Frankness About Activist Judges
Professor Geoffrey Stone calls for frankness in discussing what judges in our country do. Focusing on federal constitutional law, he explains that the notion of judges as “umpires,” calling balls and strikes, is usually disingenuous.
Much federal constitutional text is not self-defining so engaging with those parts must be “active.” Political operators are responsible for misleading a public discourse suggesting the deceptive notion that “liberal” judges are “activists” who “make up the law” while “conservative” judges simply “apply the law.”
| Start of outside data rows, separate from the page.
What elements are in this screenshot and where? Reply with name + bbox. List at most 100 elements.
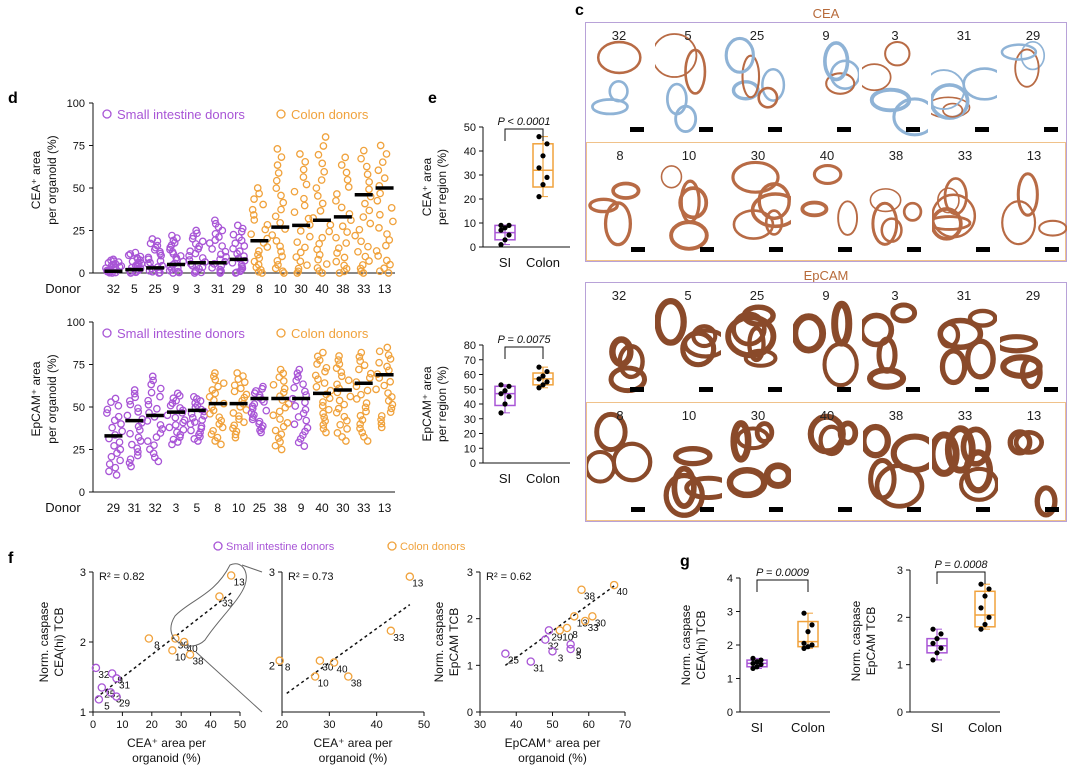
data-point [540,182,546,188]
x-tick-label: 50 [546,719,558,731]
data-point [312,382,321,391]
data-point [754,659,760,665]
data-point [117,420,125,428]
data-point [154,457,163,466]
data-point [544,379,550,385]
organoid-shape [594,411,628,453]
data-point [320,167,329,176]
data-point [192,226,201,235]
data-point [342,239,351,247]
legend-label-colon: Colon donors [291,107,369,122]
data-point [196,397,205,405]
x-tick-label: 3 [194,282,201,296]
x-tick-label: 9 [298,501,305,515]
x-tick-label: 29 [107,501,121,515]
data-point [938,645,944,651]
data-point [135,426,144,434]
x-axis-title: Donor [45,281,81,296]
organoid-shape [791,313,827,354]
scale-bar [631,247,645,252]
data-point [301,243,309,252]
data-point [376,210,384,219]
data-point [384,351,393,359]
y-tick-label: 0 [467,707,473,719]
organoid-shape [1007,429,1033,456]
data-point [359,213,368,221]
data-point [337,368,346,377]
organoid-shape [1000,43,1038,61]
organoid-shape [673,446,713,467]
data-point [280,269,288,277]
y-axis-label: Norm. caspase [37,601,51,682]
data-point [299,165,308,174]
y-axis-label: per region (%) [435,366,449,442]
data-point [221,247,230,256]
data-point [108,423,117,432]
y-tick-label: 2 [897,612,903,624]
organoid-shape [928,431,960,477]
organoid-shape [858,312,895,348]
data-point [171,413,180,422]
data-point [284,399,293,408]
data-point [230,381,239,390]
organoid-shape [869,87,912,113]
r-squared: R² = 0.62 [486,571,532,583]
donor-label: 40 [819,148,835,163]
data-point [555,626,565,635]
data-point [334,404,343,413]
data-point [322,428,330,437]
micrograph-tile: 10 [656,404,733,520]
data-point [380,381,389,390]
tissue-image [588,181,641,247]
data-point [982,593,988,599]
donor-label: 32 [611,288,627,303]
y-tick-label: 3 [467,567,473,579]
y-tick-label: 25 [73,445,85,457]
data-point [305,232,314,241]
x-tick-label: 30 [175,719,187,731]
data-point [311,371,320,380]
data-point [566,640,575,649]
x-axis-label: organoid (%) [319,751,388,765]
data-point [340,253,349,262]
tissue-image [608,336,648,394]
data-point [261,225,270,234]
data-point [208,386,217,394]
y-tick-label: 30 [464,170,476,182]
data-point [131,248,140,257]
data-point [319,409,327,418]
data-point [125,397,134,405]
data-point [321,417,330,425]
organoid-shape [730,420,752,463]
data-point [386,626,396,636]
micrograph-tile: 13 [1001,404,1067,520]
data-point [112,674,121,683]
scale-bar [769,507,783,512]
data-point [262,406,271,415]
data-point [280,384,289,393]
data-point [126,455,135,464]
scale-bar [906,127,920,132]
data-point [125,459,134,467]
data-point [318,199,327,208]
data-point [112,692,121,701]
data-point [562,623,572,633]
data-point [375,358,383,367]
x-tick-label: SI [751,720,763,735]
data-point [340,400,349,409]
y-axis-label: Norm. caspase [849,600,863,681]
data-point [356,424,364,433]
data-point [315,356,324,365]
y-axis-label: EpCAM TCB [864,607,878,675]
data-point [318,159,327,168]
organoid-shape [823,41,850,82]
point-label: 9 [117,676,123,687]
y-tick-label: 4 [727,573,733,585]
organoid-shape [868,457,897,501]
data-point [377,415,385,424]
data-point [293,369,302,378]
data-point [279,388,288,397]
data-point [269,380,278,389]
organoid-shape [591,98,629,116]
y-tick-label: 25 [73,226,85,238]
This canard is not limited to federal constitutional law and is revealed clearly in a prominent recent opinion written by conservative Judge Frank Easterbrook. Easterbrook faced a 40-year old statute setting a “fiduciary” standard to certain fee arrangements of mutual fund advisers.
Disregarding the statute’s plain text and meaning, and decades of uniform judicial interpretation, Easterbrook went out of his way to declare that, in his judgment, that statute is bad policy. In a start of judicial activism, he made up a new definition of the word fiduciary, to mean making disclosure and “playing no tricks,” however outrageous the fees may be.
The Supreme Court unanimously vacated that opinion as erroneous, reminding the federal judge that he is not in the legislative branch and has no vote on the wisdom of federal statutes. His job is to apply the law as written, not make it up as he believes it should be.
When a federal statute’s language is that clear, judges don’t even need to be umpires to apply it, and there is not even much need for active engagement with the text. Yet Easterbrook showed the fiercest sort of judicial activism, elevating his own ideology over the plain statutory text. Every educated 10th grader in the country would recognize that as a violation of basic constitutional design. That is neither conservative nor liberal, but hyper-activist.